Братец ехидно посмотрел на меня и выдал:
- Ну от меня-то чего хочешь?
Он каждый раз задавал мене этот вопрос, и я жутко сердился на него... про себя, поскольку братец точно знал, что я сержусь и чего именно хочу. Правды, Истины, Сатори, чего же ещё? И чтобы войны не было.
Братец снова засмеялся.
- Дурак же ты, - сказал он и затушил сигарету. - Уже не в первый раз попадаешь в переплёт с игрой совпадений, в которую, кажется, с удовольствием включаешься, а всё задаёшь мне вопросы... на которые получаешь ответы сам. Давай посмотрим внимательнее, что именно случилось. Что случилось-то?
- Много совпадений, героями которых являются собаки.

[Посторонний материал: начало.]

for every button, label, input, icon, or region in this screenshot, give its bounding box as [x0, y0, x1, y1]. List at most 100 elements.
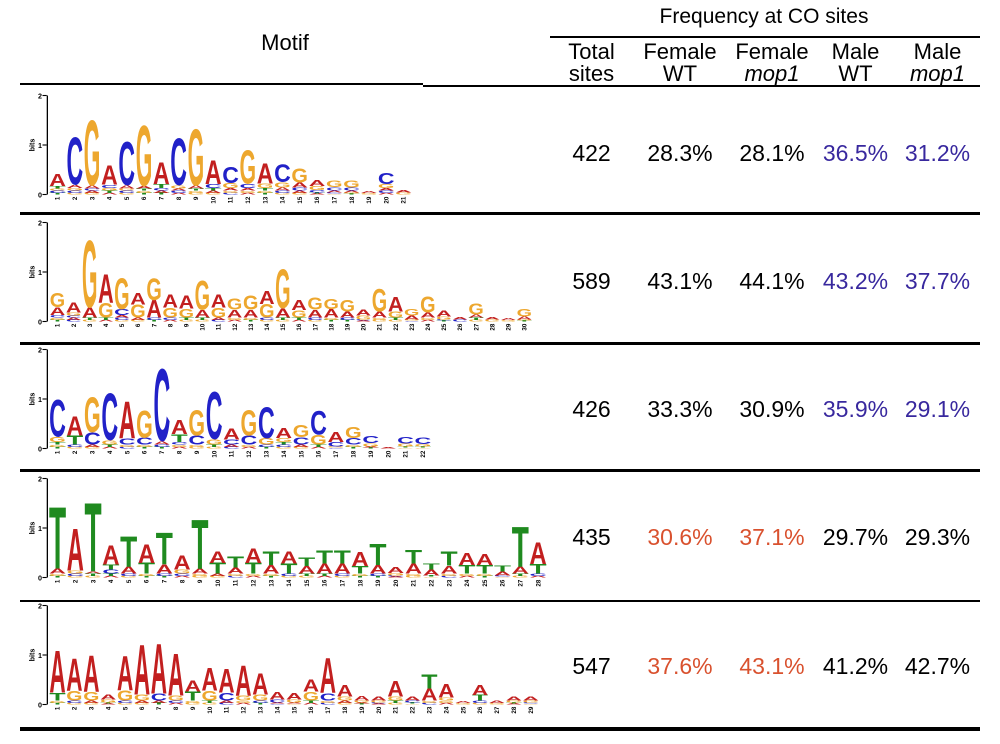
svg-text:G: G	[98, 299, 113, 323]
svg-text:A: A	[66, 649, 82, 701]
svg-text:5: 5	[124, 196, 131, 200]
svg-text:C: C	[223, 438, 240, 446]
svg-text:15: 15	[304, 579, 311, 586]
svg-text:1: 1	[38, 651, 42, 660]
svg-text:10: 10	[210, 196, 217, 203]
svg-text:18: 18	[357, 579, 364, 586]
svg-text:T: T	[85, 483, 102, 593]
svg-text:C: C	[222, 162, 239, 188]
svg-text:G: G	[201, 688, 217, 704]
svg-text:C: C	[258, 444, 275, 448]
svg-text:T: T	[49, 193, 66, 196]
svg-text:T: T	[334, 548, 352, 568]
svg-text:G: G	[195, 319, 210, 322]
svg-text:A: A	[241, 446, 258, 449]
svg-text:29: 29	[528, 706, 535, 713]
svg-text:T: T	[243, 319, 258, 322]
svg-text:T: T	[154, 446, 171, 449]
svg-text:C: C	[345, 436, 362, 446]
svg-text:C: C	[240, 183, 257, 189]
svg-text:G: G	[489, 703, 505, 705]
svg-text:2: 2	[38, 218, 42, 227]
svg-text:G: G	[49, 700, 65, 703]
svg-text:A: A	[370, 703, 387, 704]
svg-text:A: A	[259, 288, 274, 308]
svg-text:9: 9	[197, 579, 204, 583]
svg-text:7: 7	[159, 450, 166, 454]
svg-text:A: A	[423, 568, 440, 578]
svg-text:bits: bits	[28, 522, 37, 535]
svg-text:C: C	[146, 317, 162, 320]
svg-text:G: G	[235, 700, 251, 703]
svg-text:A: A	[151, 700, 168, 704]
svg-text:4: 4	[108, 579, 115, 583]
svg-text:C: C	[328, 441, 345, 448]
svg-text:G: G	[245, 573, 262, 576]
svg-text:T: T	[388, 317, 403, 321]
svg-text:18: 18	[342, 706, 349, 713]
svg-text:G: G	[372, 317, 387, 320]
svg-text:21: 21	[377, 323, 384, 330]
svg-text:C: C	[326, 192, 343, 194]
svg-text:G: G	[484, 319, 499, 322]
svg-text:5: 5	[122, 706, 129, 710]
svg-text:A: A	[378, 192, 395, 195]
svg-text:C: C	[328, 447, 345, 448]
svg-text:G: G	[162, 305, 177, 320]
svg-text:11: 11	[224, 706, 231, 713]
svg-text:A: A	[227, 319, 243, 322]
svg-text:A: A	[328, 430, 345, 446]
svg-text:A: A	[240, 188, 257, 192]
svg-text:C: C	[67, 123, 84, 199]
svg-text:A: A	[138, 539, 155, 569]
svg-text:G: G	[136, 401, 153, 446]
svg-text:18: 18	[328, 323, 335, 330]
svg-text:A: A	[257, 157, 274, 190]
svg-text:G: G	[188, 193, 205, 196]
svg-text:C: C	[118, 129, 135, 198]
svg-text:C: C	[171, 441, 188, 445]
svg-text:A: A	[320, 649, 336, 704]
svg-text:A: A	[298, 564, 315, 576]
svg-text:14: 14	[264, 323, 271, 330]
svg-text:9: 9	[190, 706, 197, 710]
svg-text:C: C	[307, 317, 323, 320]
svg-text:C: C	[206, 377, 223, 453]
svg-text:G: G	[118, 188, 135, 191]
svg-text:T: T	[352, 575, 369, 578]
svg-text:T: T	[67, 433, 84, 447]
svg-text:8: 8	[179, 579, 186, 583]
svg-text:G: G	[206, 447, 223, 450]
svg-text:G: G	[49, 573, 66, 576]
svg-text:20: 20	[361, 323, 368, 330]
svg-text:3: 3	[89, 706, 96, 710]
svg-text:C: C	[156, 573, 173, 577]
svg-text:2: 2	[72, 706, 79, 710]
svg-text:2: 2	[71, 323, 78, 327]
svg-text:A: A	[404, 696, 420, 702]
svg-text:A: A	[269, 702, 286, 704]
svg-text:G: G	[227, 573, 244, 576]
svg-text:G: G	[275, 447, 292, 450]
svg-text:C: C	[114, 317, 130, 320]
svg-text:A: A	[472, 683, 488, 700]
svg-text:5: 5	[119, 323, 126, 327]
svg-text:C: C	[320, 703, 337, 705]
svg-text:T: T	[227, 553, 244, 571]
svg-text:12: 12	[232, 323, 239, 330]
svg-text:C: C	[436, 319, 452, 321]
svg-text:A: A	[85, 571, 102, 574]
svg-text:T: T	[263, 575, 280, 578]
svg-text:15: 15	[297, 196, 304, 203]
svg-text:21: 21	[401, 196, 408, 203]
svg-text:G: G	[362, 442, 379, 447]
svg-text:G: G	[257, 190, 274, 193]
svg-text:G: G	[298, 576, 315, 578]
svg-text:5: 5	[124, 450, 131, 454]
svg-text:21: 21	[403, 450, 410, 457]
svg-text:C: C	[280, 573, 297, 577]
svg-text:A: A	[130, 290, 146, 308]
svg-text:17: 17	[332, 196, 339, 203]
svg-text:T: T	[98, 317, 113, 321]
svg-text:29: 29	[506, 323, 513, 330]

- Угу... собаки. Ну так шёл бы спрашивать у собак, чего к мне-то припёрся? Если герои - собаки, то, значит, пускай они разбираются с совпадениями. Ты-то здесь при чём?
- Но... - попытался возразить я.
Братец ругнулся. Я замолчал.
- Персонаж здесь ты. По-другому быть не может, и давай успокоимся на этом. - попросил Никодим. - Теперь о совпадениях.
Совпадений не бывает. Ты думаешь, что какие-то соответствия называются совпадениями, однако они - именно соответствия. Как латинское "а" соответствует "а" русскому или какому-нибудь... африканскому. Не что-то совпадает, а ты живёшь каким-то таким образом, что к тебе стекаются схожие элементы. Типа, притягиваешь их. - Никодим ухмыльнулся - К тому же сам подыгрываешь. Иначе, зачем ты проспект-то сотворил? Братец затушил сигарету, - вот, блин, прикладную метафизику тебе глаголю, словно наставник какой-то. Сэнсей хренов.
- Собак притягиваю? - хмыкнул я.
- Не веришь? Почему пёсик тебя хотел укусить?
- Потому что больше вокруг никого не было, - кто другой бы шёл, его бы кусал. В шесть утра мало кто ходит, вот он и...
- Я думаю, он бы на тебя прыгнул, если бы вокруг даже тысяча людей была. - Отрезал братец.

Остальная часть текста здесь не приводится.